The Correct Option is B

We are given: \[ \frac{\cos x}{\cos(x - 2y)} = \lambda \]
Step 1: Express the equation in terms of trigonometric identities
Using the trigonometric identity for \( \cos(x - 2y) \), we can expand: \[ \cos(x - 2y) = \cos x \cos 2y + \sin x \sin 2y \] Substitute this in the given equation: \[ \frac{\cos x}{\cos x \cos 2y + \sin x \sin 2y} = \lambda \]

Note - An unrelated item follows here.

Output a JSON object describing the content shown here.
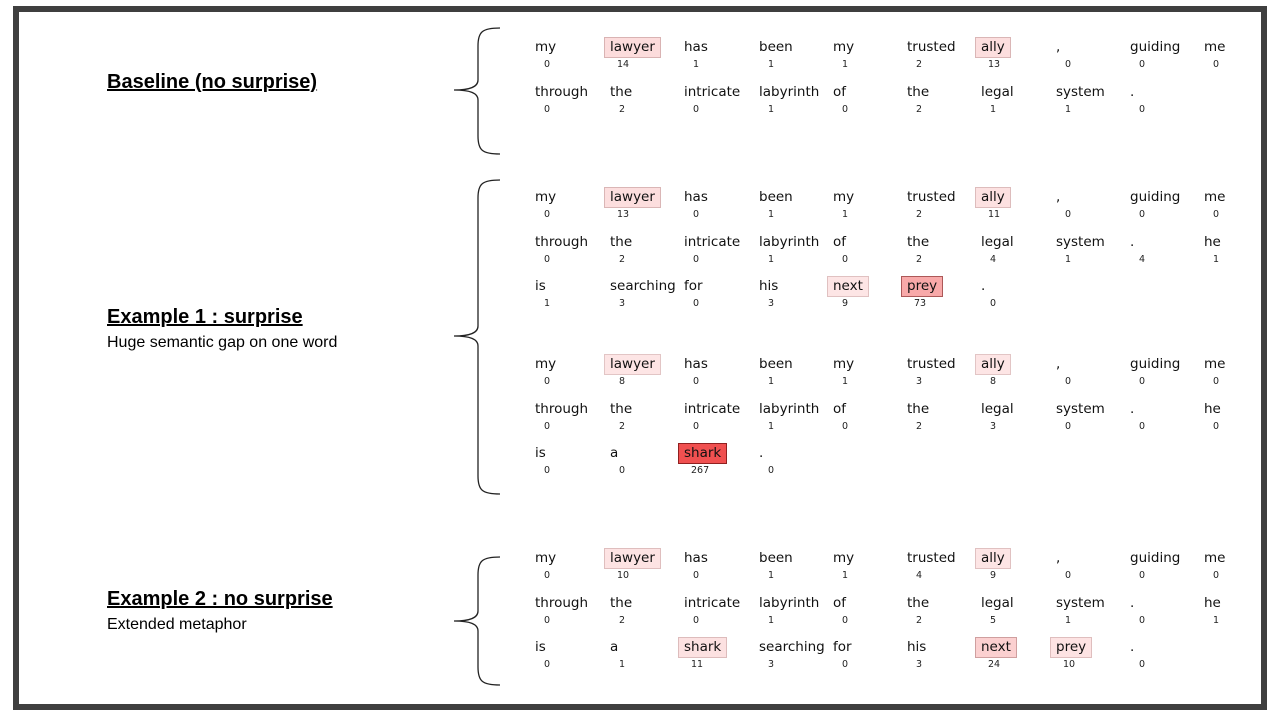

Step 2: Simplify the equation
\[ \frac{1}{\cos 2y + \tan x \sin 2y} = \lambda \] Now, multiply both sides by \( \cos 2y + \tan x \sin 2y \): \[ 1 = \lambda(\cos 2y + \tan x \sin 2y) \] Now, we want to calculate \( \tan(x - y) \tan y \).
Step 3: Using the formula for \( \tan(x - y) \)
We can use the identity for \( \tan(x - y) \): \[ \tan(x - y) = \frac{\tan x - \tan y}{1 + \tan x \tan y} \] Thus, \[ \tan(x - y) \tan y = \frac{(\tan x - \tan y) \cdot \tan y}{1 + \tan x \tan y} \]
Step 4: Final Simplification
Simplifying this expression using the previously derived equation, we get the result: \[ \tan(x - y) \tan y = \frac{1 - \lambda}{1 + \lambda} \] Thus, the correct answer is (B).